Bayangkan, dari ratusan kuota formasi, hampir semuanya disapu bersih oleh anak-anak dan kerabat para bupati, anggota DPRD, dan pejabat setempat.

Seolah-olah, menjadi abdi negara adalah warisan turun-temurun. Padahal, yang mereka abaikan adalah satu nilai dasar dalam kehidupan berbangsa, yaitu keadilan.

Pernahkah kita bertanya, apa makna "putra daerah"? Apakah ia berarti seseorang yang lahir di situ? Tinggal di situ? Atau hanya mereka yang memiliki relasi darah dengan tokoh berpengaruh di daerah itu?

Di banyak kabupaten sekarang, menjadi “putra daerah” bukan lagi soal kedekatan emosional dengan tanah tempat berpijak. Ia berubah menjadi tiket eksklusif untuk mengakses pekerjaan, kekuasaan, dan sumber daya.

Kalau kamu lahir di kabupaten tetangga, jangan harap bisa lolos seleksi PNS, sebaik apa pun nilaimu. Belum tentu Kamu ditolak karena tidak mampu, lebih karena kamu ditolak karena bukan "darah asli."

Ini bukan karangan. Seorang warga Tasikmalaya mengalami sendiri. Sudah dinyatakan lulus seleksi PNS, sudah keluar pengumuman di koran, tetapi lalu muncul “calo” dari partai lokal yang memintanya setor Rp50 juta untuk pengangkatan.

Tanpa uang itu, ia akan dicoret diam-diam. Tanpa resi. Tanpa alasan. “Kalau uang belum turun, SK nggak keluar,” katanya.

Apakah ini pemerintahan daerah yang kita idamkan?

Dan, yang paling mengiris adalah kebijakan tak tertulis bahwa pejabat daerah, bahkan teknokrat, harus putra daerah.

Seakan-akan nasionalisme hanya boleh tumbuh di tanah kelahiran. Padahal, bukankah kita sudah sepakat bahwa Indonesia bukan milik satu suku, satu daerah, atau satu agama?

Mengapa kita takut pada “pendatang” yang cakap dan berintegritas, hanya karena mereka lahir di luar garis batas administrasi daerah kita?

Filosof Prancis, Simone Weil, pernah bilang, "The need for roots is the most important and least recognized need of the human soul."

Tapi akar bukan berarti menolak hujan dari langit lain. Nasionalisme sejati justru tumbuh dari kesediaan berbagi, menerima, dan merawat rumah bersama.
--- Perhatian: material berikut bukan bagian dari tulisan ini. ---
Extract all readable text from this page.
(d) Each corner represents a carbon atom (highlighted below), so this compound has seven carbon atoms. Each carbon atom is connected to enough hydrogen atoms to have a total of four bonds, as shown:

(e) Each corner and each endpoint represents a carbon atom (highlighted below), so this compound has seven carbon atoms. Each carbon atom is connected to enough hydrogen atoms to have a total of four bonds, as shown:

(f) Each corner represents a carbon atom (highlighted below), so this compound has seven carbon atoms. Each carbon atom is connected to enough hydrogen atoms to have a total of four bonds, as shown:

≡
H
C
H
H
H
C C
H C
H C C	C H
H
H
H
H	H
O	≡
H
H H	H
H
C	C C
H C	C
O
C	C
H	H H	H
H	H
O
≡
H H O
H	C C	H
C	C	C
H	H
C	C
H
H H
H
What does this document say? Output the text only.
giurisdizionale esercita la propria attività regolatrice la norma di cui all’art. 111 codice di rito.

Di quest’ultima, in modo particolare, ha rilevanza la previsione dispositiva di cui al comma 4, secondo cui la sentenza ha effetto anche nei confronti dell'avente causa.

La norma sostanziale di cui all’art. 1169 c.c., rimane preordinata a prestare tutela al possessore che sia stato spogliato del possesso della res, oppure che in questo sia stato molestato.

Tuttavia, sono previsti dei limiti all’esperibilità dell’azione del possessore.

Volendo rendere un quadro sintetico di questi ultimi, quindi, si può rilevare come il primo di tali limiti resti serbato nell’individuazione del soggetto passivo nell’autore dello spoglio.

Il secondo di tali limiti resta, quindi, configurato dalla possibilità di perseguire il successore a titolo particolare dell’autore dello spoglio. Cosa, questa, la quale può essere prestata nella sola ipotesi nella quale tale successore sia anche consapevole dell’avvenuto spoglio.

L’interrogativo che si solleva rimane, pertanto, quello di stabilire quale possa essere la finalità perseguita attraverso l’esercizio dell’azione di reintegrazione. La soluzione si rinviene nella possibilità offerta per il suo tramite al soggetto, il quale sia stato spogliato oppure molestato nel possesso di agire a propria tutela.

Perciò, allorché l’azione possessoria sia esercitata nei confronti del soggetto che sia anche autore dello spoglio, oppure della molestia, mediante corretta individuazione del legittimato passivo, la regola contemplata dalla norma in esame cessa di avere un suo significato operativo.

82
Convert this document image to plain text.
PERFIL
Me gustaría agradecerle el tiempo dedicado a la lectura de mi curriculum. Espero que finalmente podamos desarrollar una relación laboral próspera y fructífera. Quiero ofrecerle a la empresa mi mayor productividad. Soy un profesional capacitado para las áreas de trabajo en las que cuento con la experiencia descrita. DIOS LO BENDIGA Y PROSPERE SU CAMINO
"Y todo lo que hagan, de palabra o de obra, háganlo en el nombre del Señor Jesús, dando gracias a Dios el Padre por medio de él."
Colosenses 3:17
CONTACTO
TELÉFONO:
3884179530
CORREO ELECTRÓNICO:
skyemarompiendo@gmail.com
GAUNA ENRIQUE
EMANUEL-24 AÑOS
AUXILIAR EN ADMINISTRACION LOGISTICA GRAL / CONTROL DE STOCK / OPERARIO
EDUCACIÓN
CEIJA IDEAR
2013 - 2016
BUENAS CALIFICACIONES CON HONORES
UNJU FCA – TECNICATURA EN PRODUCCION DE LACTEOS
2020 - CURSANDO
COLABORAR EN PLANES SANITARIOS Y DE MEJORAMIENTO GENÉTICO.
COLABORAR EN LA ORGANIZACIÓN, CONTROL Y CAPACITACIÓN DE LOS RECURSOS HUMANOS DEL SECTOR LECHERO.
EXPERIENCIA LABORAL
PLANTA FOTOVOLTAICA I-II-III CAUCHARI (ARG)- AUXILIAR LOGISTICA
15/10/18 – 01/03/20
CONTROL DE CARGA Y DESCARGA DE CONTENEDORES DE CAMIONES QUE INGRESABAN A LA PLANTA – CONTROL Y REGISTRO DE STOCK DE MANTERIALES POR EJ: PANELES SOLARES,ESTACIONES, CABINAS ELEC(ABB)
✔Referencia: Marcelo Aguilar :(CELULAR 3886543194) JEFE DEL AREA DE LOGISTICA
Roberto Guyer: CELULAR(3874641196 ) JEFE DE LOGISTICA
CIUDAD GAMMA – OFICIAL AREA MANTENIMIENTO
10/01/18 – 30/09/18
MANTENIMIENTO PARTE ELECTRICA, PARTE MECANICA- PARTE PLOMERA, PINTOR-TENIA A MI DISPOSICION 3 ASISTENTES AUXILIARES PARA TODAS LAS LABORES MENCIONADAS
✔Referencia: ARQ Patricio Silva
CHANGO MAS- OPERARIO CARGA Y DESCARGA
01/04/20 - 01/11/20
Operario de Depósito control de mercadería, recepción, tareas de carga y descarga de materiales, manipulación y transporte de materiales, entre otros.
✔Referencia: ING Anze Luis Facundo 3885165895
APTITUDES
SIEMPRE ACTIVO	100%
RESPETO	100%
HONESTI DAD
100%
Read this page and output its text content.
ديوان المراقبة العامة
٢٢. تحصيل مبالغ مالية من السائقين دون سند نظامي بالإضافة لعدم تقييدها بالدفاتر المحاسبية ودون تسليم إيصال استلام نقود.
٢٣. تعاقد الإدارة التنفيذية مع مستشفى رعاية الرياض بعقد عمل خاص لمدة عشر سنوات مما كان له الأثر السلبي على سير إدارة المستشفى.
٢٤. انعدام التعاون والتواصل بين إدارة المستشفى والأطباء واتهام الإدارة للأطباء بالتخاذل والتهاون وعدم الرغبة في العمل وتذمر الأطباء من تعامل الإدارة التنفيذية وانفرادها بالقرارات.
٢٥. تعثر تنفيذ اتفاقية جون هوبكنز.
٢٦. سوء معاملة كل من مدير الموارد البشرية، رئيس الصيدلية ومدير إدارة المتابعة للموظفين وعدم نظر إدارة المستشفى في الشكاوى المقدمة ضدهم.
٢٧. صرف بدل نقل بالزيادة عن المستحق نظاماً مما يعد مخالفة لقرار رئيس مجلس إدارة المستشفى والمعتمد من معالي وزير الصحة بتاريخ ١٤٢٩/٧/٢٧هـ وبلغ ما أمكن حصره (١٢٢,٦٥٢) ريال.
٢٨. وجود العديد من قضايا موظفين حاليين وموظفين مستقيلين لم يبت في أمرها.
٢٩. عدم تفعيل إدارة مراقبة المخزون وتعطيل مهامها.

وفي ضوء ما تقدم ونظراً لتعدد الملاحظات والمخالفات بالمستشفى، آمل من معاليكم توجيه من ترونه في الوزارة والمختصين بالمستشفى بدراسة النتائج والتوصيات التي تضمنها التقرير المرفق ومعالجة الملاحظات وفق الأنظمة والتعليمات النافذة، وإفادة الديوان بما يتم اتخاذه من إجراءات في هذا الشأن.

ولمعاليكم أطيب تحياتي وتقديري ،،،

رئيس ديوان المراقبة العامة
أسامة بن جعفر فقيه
Ketika kita memaksa semua posisi strategis hanya diisi oleh “anak daerah,” kita bukan sedang memperkuat lokalitas. Kita sedang membakar jembatan menuju keadilan nasional.

Kita sedang mengajarkan bahwa kebangsaan hanya berlaku kalau kamu "asli sini."

Lihatlah Pilkada di banyak tempat: isu suku, agama, hingga aksen bicara lebih menentukan pilihan daripada rekam jejak dan kapasitas calon. Bahkan calon kepala daerah bisa ditolak masyarakat bukan karena korup, tapi karena “bukan dari sini.”

Di mana ruang nasionalisme kita ketika yang dilihat bukan kemampuan, tapi garis keturunan?

Dan ini bukan hanya soal jabatan. Lihat sosial media. Berapa banyak konten viral yang justru memicu gesekan identitas antardaerah?

Ada yang menyindir logat, ada yang mengolok-olok budaya, ada yang membanggakan daerahnya dengan cara merendahkan yang lain.

Semua atas nama "daerahku lebih hebat." Padahal, bukankah keindahan Indonesia justru karena keberagamannya?

Bila kita terus-terusan membiarkan ini, maka nasionalisme hanya akan menjadi dekorasi upacara. Kita berdiri tegak menyanyikan Indonesia Raya, tapi dalam hati diam-diam berkata, “Asal dia bukan orang luar.”

Itulah kematian halus dari kebangsaan.

Tulisan ini mungkin seperti suara kecil di tengah riuh. Tapi percayalah, nasionalisme tidak akan bertahan lewat pidato di mimbar, melainkan melalui keputusan-keputusan sehari-hari: menerima yang berbeda, memberi ruang pada yang layak, dan tidak menilai seseorang dari silsilahnya.

Mari kita kembali bertanya pada diri sendiri; apakah saya mencintai Indonesia atau hanya mencintai suku, kota, dan kelompok saya sendiri?

Karena kalau sukuisme terus mengemuka, maka nasionalisme akan terus merana. Dan pada akhirnya, Indonesia akan jadi rumah besar yang diperebutkan oleh orang-orang yang merasa “paling berhak,” alih-alih dijaga oleh mereka yang “paling layak.”